I wanted to conclude with a final set of observations about what had caught my eye, made me laugh, and given me pause for thought.
Digital disruption reaches education
Richard Baraniuk was talking about cnx.org, and the way that 'open source' education text books were making headway in the USA. It was full of facts and figures about niche long-tail educational publishing, and how the price of text books had out-stripped inflation by some margin. Most importantly for me, finally someone put some pictures of Lego up on the big screen.
It gave me another cause to think about our UK-centric regulatory framework. You'll recall that the Government approved the BBC's digital curriculum plans, waited until they'd spent a large chunk of the £400m earmarked for the project - a lot of which was going to independent producers - and then the BBC Trust canned BBC Jam because it was competing with the commercial educational resources market.
A couple of years down the line, and we find that the US Government is sponsoring open source text-books that look like they will decimate that market in any place.
On being gently scolded
During the politics session which I blogged about on Friday, I posted the rather facetious tweet:
"I think the easiest way anyone has found so far of releasing govmt data is to leave USB keys lying around"
After it was retweeted a few times, I subsequently found myself on the receiving end of a gentle scolding from William Heath.
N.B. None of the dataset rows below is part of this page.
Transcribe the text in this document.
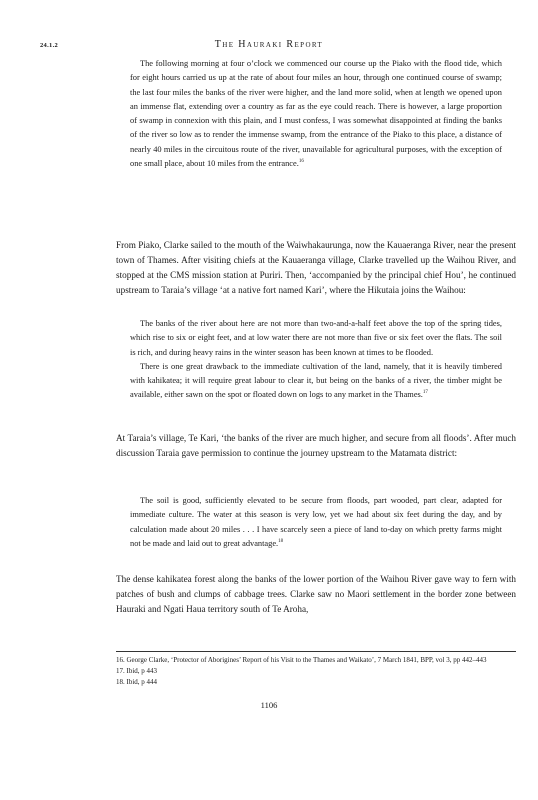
24.1.2	The Hauraki Report

The following morning at four o’clock we commenced our course up the Piako with the flood tide, which for eight hours carried us up at the rate of about four miles an hour, through one continued course of swamp; the last four miles the banks of the river were higher, and the land more solid, when at length we opened upon an immense flat, extending over a country as far as the eye could reach. There is however, a large proportion of swamp in connexion with this plain, and I must confess, I was somewhat disappointed at finding the banks of the river so low as to render the immense swamp, from the entrance of the Piako to this place, a distance of nearly 40 miles in the circuitous route of the river, unavailable for agricultural purposes, with the exception of one small place, about 10 miles from the entrance.$^{16}$

From Piako, Clarke sailed to the mouth of the Waiwhakaurunga, now the Kauaeranga River, near the present town of Thames. After visiting chiefs at the Kauaeranga village, Clarke travelled up the Waihou River, and stopped at the CMS mission station at Puriri. Then, ‘accompanied by the principal chief Hou’, he continued upstream to Taraia’s village ‘at a native fort named Kari’, where the Hikutaia joins the Waihou:

The banks of the river about here are not more than two-and-a-half feet above the top of the spring tides, which rise to six or eight feet, and at low water there are not more than five or six feet over the flats. The soil is rich, and during heavy rains in the winter season has been known at times to be flooded.

There is one great drawback to the immediate cultivation of the land, namely, that it is heavily timbered with kahikatea; it will require great labour to clear it, but being on the banks of a river, the timber might be available, either sawn on the spot or floated down on logs to any market in the Thames.$^{17}$

At Taraia’s village, Te Kari, ‘the banks of the river are much higher, and secure from all floods’. After much discussion Taraia gave permission to continue the journey upstream to the Matamata district:

The soil is good, sufficiently elevated to be secure from floods, part wooded, part clear, adapted for immediate culture. The water at this season is very low, yet we had about six feet during the day, and by calculation made about 20 miles . . . I have scarcely seen a piece of land to-day on which pretty farms might not be made and laid out to great advantage.$^{18}$

The dense kahikatea forest along the banks of the lower portion of the Waihou River gave way to fern with patches of bush and clumps of cabbage trees. Clarke saw no Maori settlement in the border zone between Hauraki and Ngati Haua territory south of Te Aroha,

16. George Clarke, ‘Protector of Aborigines’ Report of his Visit to the Thames and Waikato’, 7 March 1841, BPP, vol 3, pp 442–443
17. Ibid, p 443
18. Ibid, p 444
1106
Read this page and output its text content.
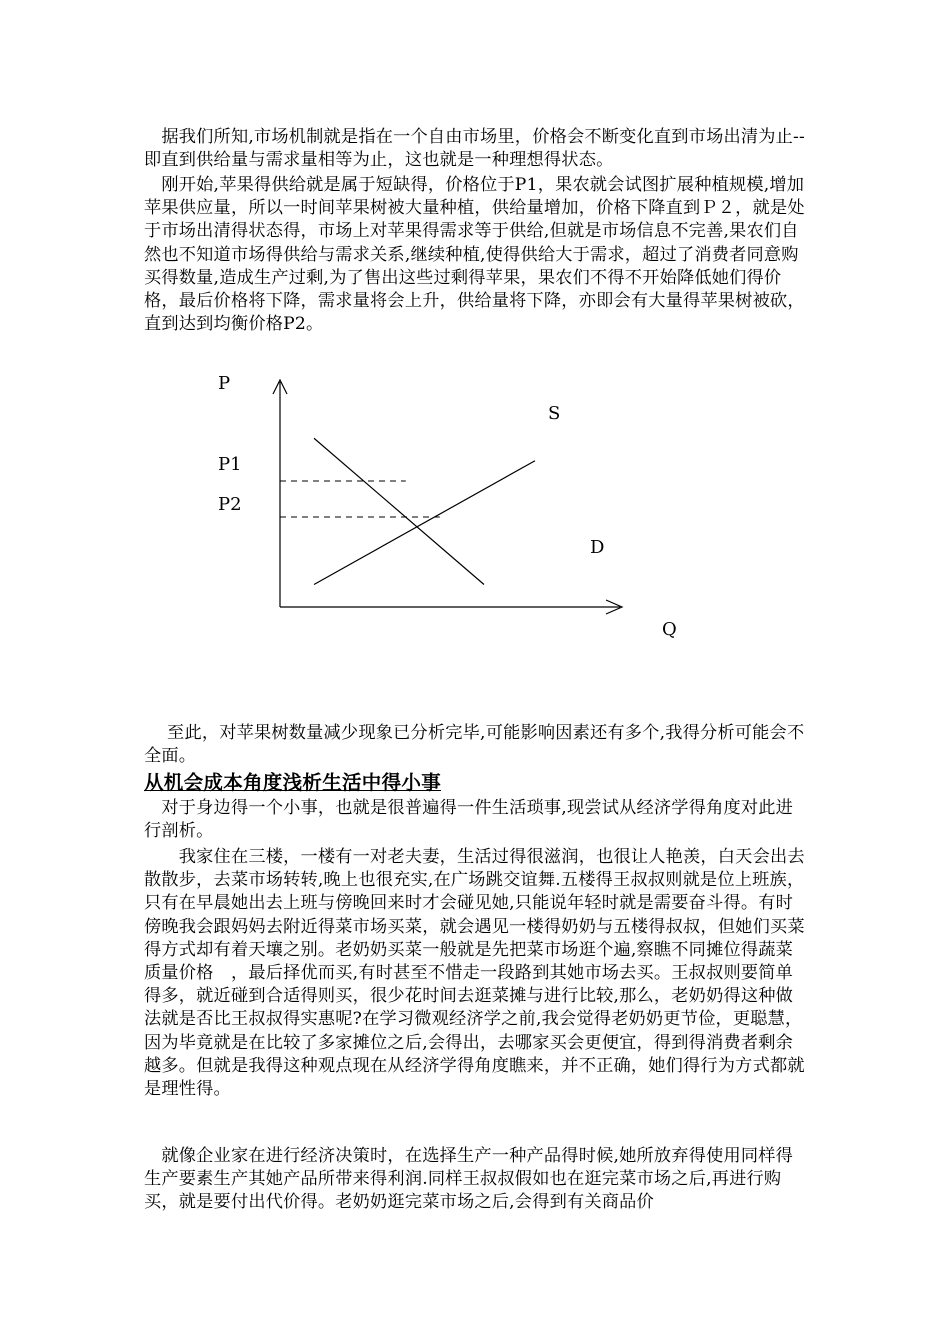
　据我们所知,市场机制就是指在一个自由市场里，价格会不断变化直到市场出清为止--即直到供给量与需求量相等为止，这也就是一种理想得状态。

　刚开始,苹果得供给就是属于短缺得，价格位于P1，果农就会试图扩展种植规模,增加苹果供应量，所以一时间苹果树被大量种植，供给量增加，价格下降直到Ｐ２，就是处于市场出清得状态得，市场上对苹果得需求等于供给,但就是市场信息不完善,果农们自然也不知道市场得供给与需求关系,继续种植,使得供给大于需求，超过了消费者同意购买得数量,造成生产过剩,为了售出这些过剩得苹果，果农们不得不开始降低她们得价格，最后价格将下降，需求量将会上升，供给量将下降，亦即会有大量得苹果树被砍，直到达到均衡价格P2。

P
Q
P1
P2
S
D

　 至此，对苹果树数量减少现象已分析完毕,可能影响因素还有多个,我得分析可能会不全面。

从机会成本角度浅析生活中得小事

　对于身边得一个小事，也就是很普遍得一件生活琐事,现尝试从经济学得角度对此进行剖析。

　　我家住在三楼，一楼有一对老夫妻，生活过得很滋润，也很让人艳羡，白天会出去散散步，去菜市场转转,晚上也很充实,在广场跳交谊舞.五楼得王叔叔则就是位上班族，只有在早晨她出去上班与傍晚回来时才会碰见她,只能说年轻时就是需要奋斗得。有时傍晚我会跟妈妈去附近得菜市场买菜，就会遇见一楼得奶奶与五楼得叔叔，但她们买菜得方式却有着天壤之别。老奶奶买菜一般就是先把菜市场逛个遍,察瞧不同摊位得蔬菜质量价格　，最后择优而买,有时甚至不惜走一段路到其她市场去买。王叔叔则要简单得多，就近碰到合适得则买，很少花时间去逛菜摊与进行比较,那么，老奶奶得这种做法就是否比王叔叔得实惠呢?在学习微观经济学之前,我会觉得老奶奶更节俭，更聪慧，因为毕竟就是在比较了多家摊位之后,会得出，去哪家买会更便宜，得到得消费者剩余越多。但就是我得这种观点现在从经济学得角度瞧来，并不正确，她们得行为方式都就是理性得。

　就像企业家在进行经济决策时，在选择生产一种产品得时候,她所放弃得使用同样得生产要素生产其她产品所带来得利润.同样王叔叔假如也在逛完菜市场之后,再进行购买，就是要付出代价得。老奶奶逛完菜市场之后,会得到有关商品价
Appearing on a later panel, he was rightly making the important distinction that it has usually been personal data lost by civil servants, rather than the useful framework data that we are keen to see released into the wild.
Social media and the civil service
There was an interesting debate about whether an incoming Conservative administration would allow civil servants access to social media in order to be more open about what they are doing. Adam Afriyie was clear that where the purpose of a civil servant role was to inform the public about services, then social media had a role to play, but he didn't think everybody in the civil service should be tweeting all day.
There was something deliciously ironic about the fact that just as a possible future Government minister was announcing that Facebook and Twitter did have a role to play in the running of the state, Johnston Press were apparently banning their journalists from using them.
Get the balance right
Ed Parsons is a geospatial technologist at Google, and he was talking about mapping applications. The UK has some peculiarities around map data, so, for example, it seems that annotating a map with the location of recycling centres breaches map-holder copyright, even though the original map doesn't actually show the recycling centres.
Ed also made one of the fundamental generational points of the day - introducing his 12 year old daughter on a slide and describing her as one of the 'not lost' generation. He believes that thanks to her (pink) mobile phone, GPS technology and ubiquitous data connectivity, she'll never know what it is like to feel lost.
Although I'd argue that if she ever tries to get a decent 3G signal on a train from London to Manchester in the next couple of years she'll soon rediscover that ancient mariner feeling.
One thing struck me about Ed's slide deck. It must be irksome talking about mobile device geo-location and having to pimp the prowess of Apple's iPhone all the time. I noted that every single shot of an Apple product was offset with a picture of either an Android handset or a Google app.
A/V fail and the Google mantra
Talking of Google, Bradley Horowitz closed the day with what could be described as a mantra for the future. He said that the internet will be faster and more ubiquitous, and in airplanes and in tunnels. Advertising will have to transform, as we will not have the patience to endure it. Every bit of data will be automatically tagged with geo-data or sensory data. We will be able to record every single moment of our lives, but we won't get a second one to play them back. The bottleneck in the future won't be bandwidth or technology, but the finite number of moments in our lives.
While he was saying all this, the day was experiencing the only major technical failure itself, as it wasn't possible to bring his slides up on the screen. Personally, I was rather relieved that the curse of the Kings Place A/V failure could strike people who'd put on a much bigger event than something like a London IA Mini.
And finally...
It was a very intense day that I found tremendously inspiring. As I blogged yesterday, there was a juxtaposition of 'amazing tech achievement' with 'amazing developing world need' that kept technophiles like myself more grounded about the jetpac future than I would usually be at a conference like that. The reality is that what we nowadays consider simple electronic and computational technology can assist developing societies in ways that we utterly take for granted.
Videos from Activate 09 will be up on The Guardian's site over the next few weeks, and at the end of the day Mike Bracken announced that The Guardian was intending to hold Activate 10. I hope be there.